眠れぬ夜は、優しすぎる刑事の腕の中で。
児童相談所に入ると、まだ始業前だというのに、すでに何人かの職員が席についていた。

その視線が、一斉に花音に集まる。

「佐原さん! 大丈夫?」
「熱中症だったって、本当?」
「臨検対応、お疲れ様でした……!」

次々にかけられる言葉に、花音は少し戸惑いながらも、「すみません、ご心配をおかけしました」と軽く頭を下げた。

中でも、特に申し訳なさそうな顔をしていたのは、鈴木あけみだった。

「ごめんね……私の代わりに行ってもらって、しかもあんな大変なケースに当たっちゃって……」

花音は首を横に振った。

「いえ、もし臨検の判断が入るようなら、担当の私が結局呼ばれてたと思いますし……逆によかったです。鈴木さんも無理なさらないでくださいね」

鈴木は、ホッとしたような、でもまだ罪悪感が抜けないような表情でうなずいた。

席に着くと、隣の三宅が、口をキュッと結んで花音を見ていた。

「……佐原さん。徹夜の臨検だったんでしょ?しかもあの猛暑。現場の警察官もバッタバタだったって聞いたけど」

花音は苦笑しながら頷いた。

「はい。

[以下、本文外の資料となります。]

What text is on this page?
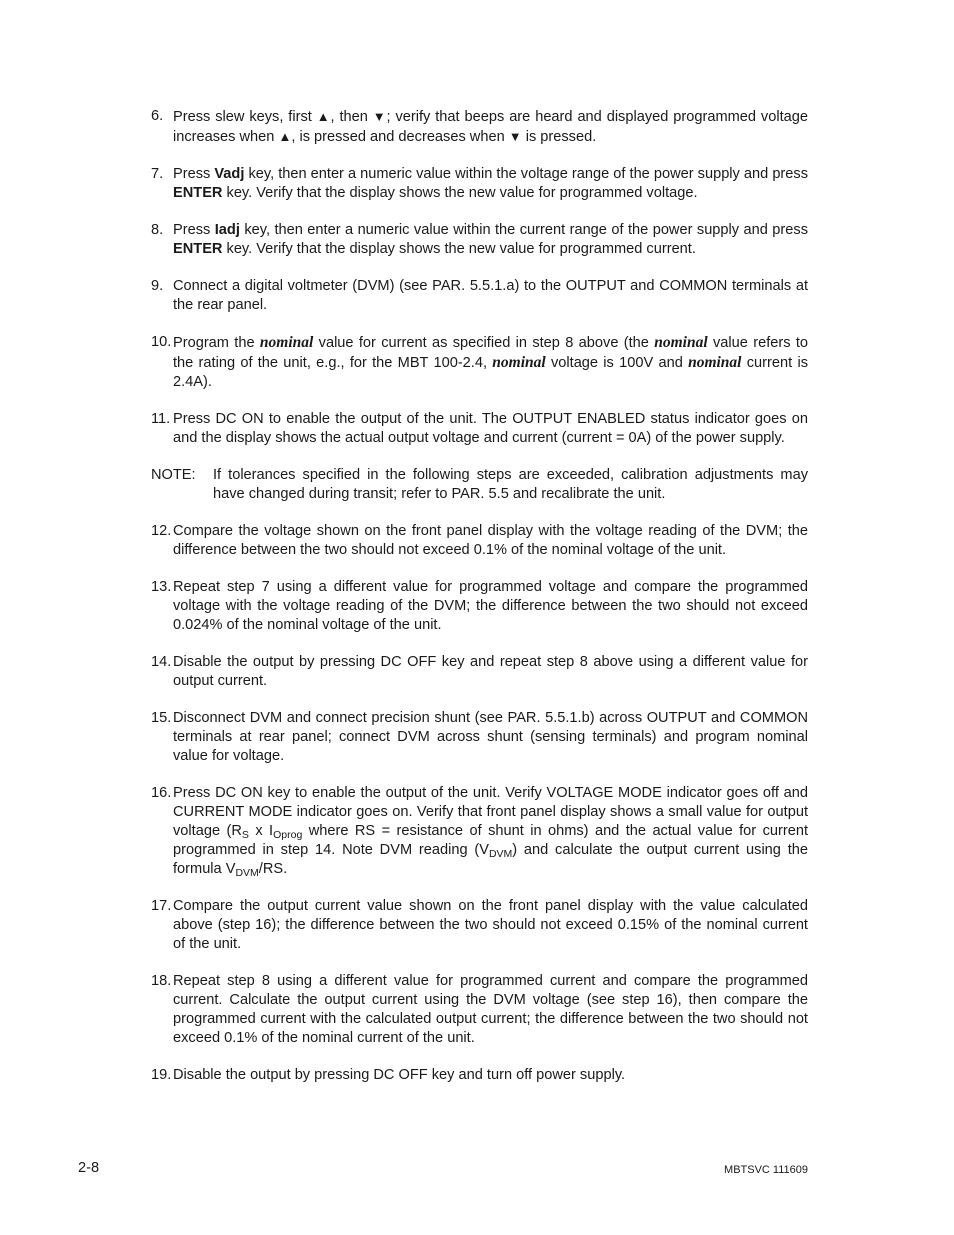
6. Press slew keys, first ▲, then ▼; verify that beeps are heard and displayed programmed voltage increases when ▲, is pressed and decreases when ▼ is pressed.
7. Press Vadj key, then enter a numeric value within the voltage range of the power supply and press ENTER key. Verify that the display shows the new value for programmed voltage.
8. Press Iadj key, then enter a numeric value within the current range of the power supply and press ENTER key. Verify that the display shows the new value for programmed current.
9. Connect a digital voltmeter (DVM) (see PAR. 5.5.1.a) to the OUTPUT and COMMON terminals at the rear panel.
10. Program the nominal value for current as specified in step 8 above (the nominal value refers to the rating of the unit, e.g., for the MBT 100-2.4, nominal voltage is 100V and nominal current is 2.4A).
11. Press DC ON to enable the output of the unit. The OUTPUT ENABLED status indicator goes on and the display shows the actual output voltage and current (current = 0A) of the power supply.
NOTE:	If tolerances specified in the following steps are exceeded, calibration adjustments may have changed during transit; refer to PAR. 5.5 and recalibrate the unit.
12. Compare the voltage shown on the front panel display with the voltage reading of the DVM; the difference between the two should not exceed 0.1% of the nominal voltage of the unit.
13. Repeat step 7 using a different value for programmed voltage and compare the programmed voltage with the voltage reading of the DVM; the difference between the two should not exceed 0.024% of the nominal voltage of the unit.
14. Disable the output by pressing DC OFF key and repeat step 8 above using a different value for output current.
15. Disconnect DVM and connect precision shunt (see PAR. 5.5.1.b) across OUTPUT and COMMON terminals at rear panel; connect DVM across shunt (sensing terminals) and program nominal value for voltage.
16. Press DC ON key to enable the output of the unit. Verify VOLTAGE MODE indicator goes off and CURRENT MODE indicator goes on. Verify that front panel display shows a small value for output voltage ($R_S$ x $I_{Oprog}$ where RS = resistance of shunt in ohms) and the actual value for current programmed in step 14. Note DVM reading $(V_{DVM})$ and calculate the output current using the formula $V_{DVM}/RS$.
17. Compare the output current value shown on the front panel display with the value calculated above (step 16); the difference between the two should not exceed 0.15% of the nominal current of the unit.
18. Repeat step 8 using a different value for programmed current and compare the programmed current. Calculate the output current using the DVM voltage (see step 16), then compare the programmed current with the calculated output current; the difference between the two should not exceed 0.1% of the nominal current of the unit.
19. Disable the output by pressing DC OFF key and turn off power supply.
2-8	MBTSVC 111609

途中で立ち上がれなくなった方もいて……意識が朦朧とした方もいました」

「それ警察官でしょ? なら、あなたはもう限界突破でしょ」

「はい、たぶん……人生で感じたことのない感覚でした」
そう言って、冗談めかして笑ったが、三宅は笑わなかった。

「笑い事じゃない、佐原さん。で、単独対応だったんでしょ?最後まで誰も回せなかったの?」

「単独でした。でも……熱中症になってからは記憶も曖昧で……あっ!」

と、突然思い出したように声を上げた。

「公用車どうしたっけ!?私、運転した記憶が……」

三宅は呆れたように、でもどこか心配を込めて言った。

「警察署に置いてあったのを、金子さんが今朝乗ってきたわよ。あなた、ほんとに限界超えてたのね。よく分かったわ」

そして、小さくため息をつくと、ぼそっと言った。

「……なんとかしてほしいよね、人手不足」

花音はその言葉に、思わず目を伏せた。
たしかに、それはずっと感じていたことだった。

でも、どこから声を上げていいかも分からない——そんなジレンマの中に、彼女もまたいた。